Since funding for Planned Parenthood is likely going to be the cause for our shutdown, let me be sure I understand this clearly: you (and by you, I mean the GOP) want to defund Planned Parenthood because it provides abortions. The same organization also provides education, birth control, prenatal care, general preventive health care for men as well as women, counseling, STD screening, cancer screening for men as well as women, infertility counseling, and many more services. What's more, they provide these services to anyone, not just in the US, but around the world. But you don't care about all of those things; we care about the abortions! So--you're going to defund Planned Parenthood because they provide abortions, also effectively limiting all other family planning and prenatal care that they provide. You're limiting pregnancy prevention options, limiting the patient's right to choose to terminate her pregnancy, and limiting the prenatal care provided to women who are forced to carry children they may not be willing or able to provide for. But then, when those children are born, you don't want to provide social services like food stamps or subsidized housing, because that's welfare and you're tired of welfare. Does that sound about right? I might also mention that most of you are old men, who are not now and have never been faced with an unplanned or unwanted pregnancy. You don't have any idea what a woman goes through when her body is completely taken over by hormones and a whole other little tiny person. For you to presume that you do is, well, presumptuous. So back off my uterus, buddy.

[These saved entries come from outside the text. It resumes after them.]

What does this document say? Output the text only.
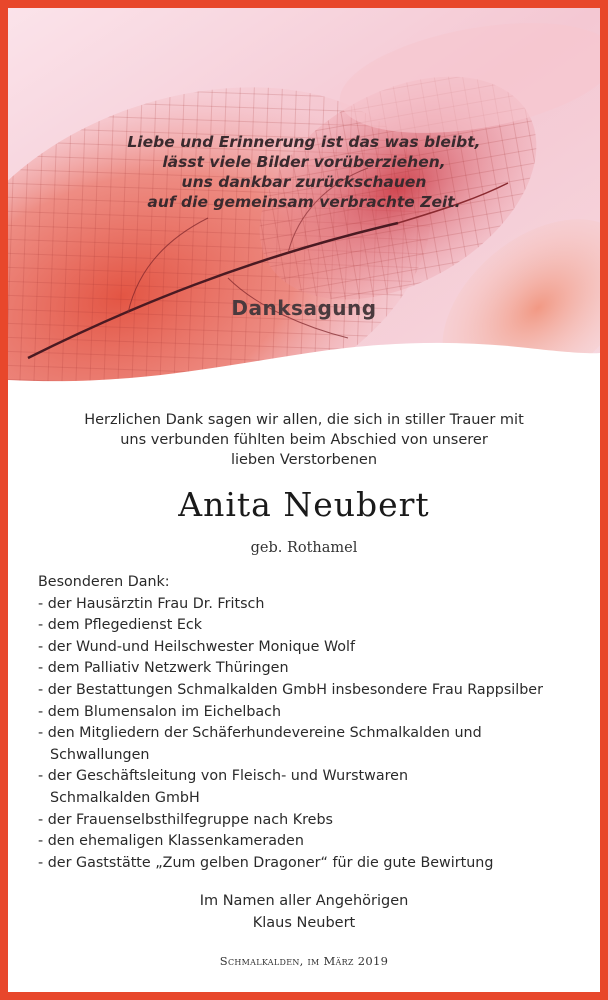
Liebe und Erinnerung ist das was bleibt,
lässt viele Bilder vorüberziehen,
uns dankbar zurückschauen
auf die gemeinsam verbrachte Zeit.
Danksagung
Herzlichen Dank sagen wir allen, die sich in stiller Trauer mit
uns verbunden fühlten beim Abschied von unserer
lieben Verstorbenen
Anita Neubert
geb. Rothamel
Besonderen Dank:
- der Hausärztin Frau Dr. Fritsch
- dem Pflegedienst Eck
- der Wund-und Heilschwester Monique Wolf
- dem Palliativ Netzwerk Thüringen
- der Bestattungen Schmalkalden GmbH insbesondere Frau Rappsilber
- dem Blumensalon im Eichelbach
- den Mitgliedern der Schäferhundevereine Schmalkalden und
Schwallungen
- der Geschäftsleitung von Fleisch- und Wurstwaren
Schmalkalden GmbH
- der Frauenselbsthilfegruppe nach Krebs
- den ehemaligen Klassenkameraden
- der Gaststätte „Zum gelben Dragoner“ für die gute Bewirtung
Im Namen aller Angehörigen
Klaus Neubert
Schmalkalden, im März 2019
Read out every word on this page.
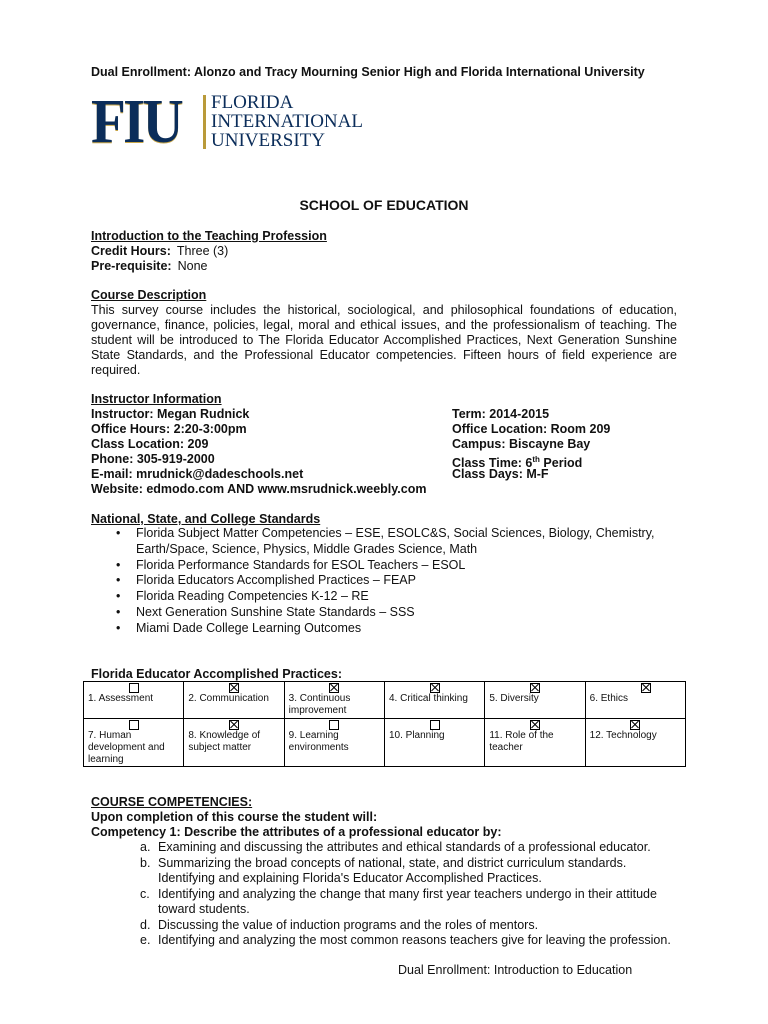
Dual Enrollment: Alonzo and Tracy Mourning Senior High and Florida International University
FIU	FLORIDA
INTERNATIONAL
UNIVERSITY
SCHOOL OF EDUCATION
Introduction to the Teaching Profession
Credit Hours: Three (3)
Pre-requisite: None
Course Description
This survey course includes the historical, sociological, and philosophical foundations of education, governance, finance, policies, legal, moral and ethical issues, and the professionalism of teaching. The student will be introduced to The Florida Educator Accomplished Practices, Next Generation Sunshine State Standards, and the Professional Educator competencies. Fifteen hours of field experience are required.
Instructor Information
Instructor: Megan Rudnick
Office Hours: 2:20-3:00pm
Class Location: 209
Phone: 305-919-2000
E-mail: mrudnick@dadeschools.net
Website: edmodo.com AND www.msrudnick.weebly.com
Term: 2014-2015
Office Location: Room 209
Campus: Biscayne Bay
Class Time: 6th Period
Class Days: M-F
National, State, and College Standards
• Florida Subject Matter Competencies – ESE, ESOLC&S, Social Sciences, Biology, Chemistry, Earth/Space, Science, Physics, Middle Grades Science, Math
• Florida Performance Standards for ESOL Teachers – ESOL
• Florida Educators Accomplished Practices – FEAP
• Florida Reading Competencies K-12 – RE
• Next Generation Sunshine State Standards – SSS
• Miami Dade College Learning Outcomes
Florida Educator Accomplished Practices:
1. Assessment	2. Communication	3. Continuous improvement	4. Critical thinking	5. Diversity	6. Ethics

7. Human development and learning	8. Knowledge of subject matter	9. Learning environments	10. Planning	11. Role of the teacher	12. Technology
COURSE COMPETENCIES:
Upon completion of this course the student will:
Competency 1: Describe the attributes of a professional educator by:
a. Examining and discussing the attributes and ethical standards of a professional educator.
b. Summarizing the broad concepts of national, state, and district curriculum standards.
Identifying and explaining Florida's Educator Accomplished Practices.
c. Identifying and analyzing the change that many first year teachers undergo in their attitude
toward students.
d. Discussing the value of induction programs and the roles of mentors.
e. Identifying and analyzing the most common reasons teachers give for leaving the profession.
Dual Enrollment: Introduction to Education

Second, do you actually understand what "trickle down" means, or is that just a theory you spout when you want to promise more jobs but can't actually say where they're going to come from? Think of yourself as the board of directors of this great corporation called America. If you shut down the company, it hurts EVERYONE. That impact trickles all the way down the lowliest guy at the bottom of the pile, like the ripples in a pond after you've chucked a boulder into it. How is THAT helping to create jobs and fix America? Oh. I see...it isn't.

Update: It appears that my rant may be moot. Is it possible that our legislators have stopped squabbling like two-year olds (and I do mean those on both sides of the aisle. I've seen more civilized debate in my daughter's daycare class) and have actually come to an agreement? It appears they have. My original premise stands, however. If this is the kind of leadership we're destined for in the coming years...maybe I should become religious, because I'm quickly becoming convinced that prayer is the only option left.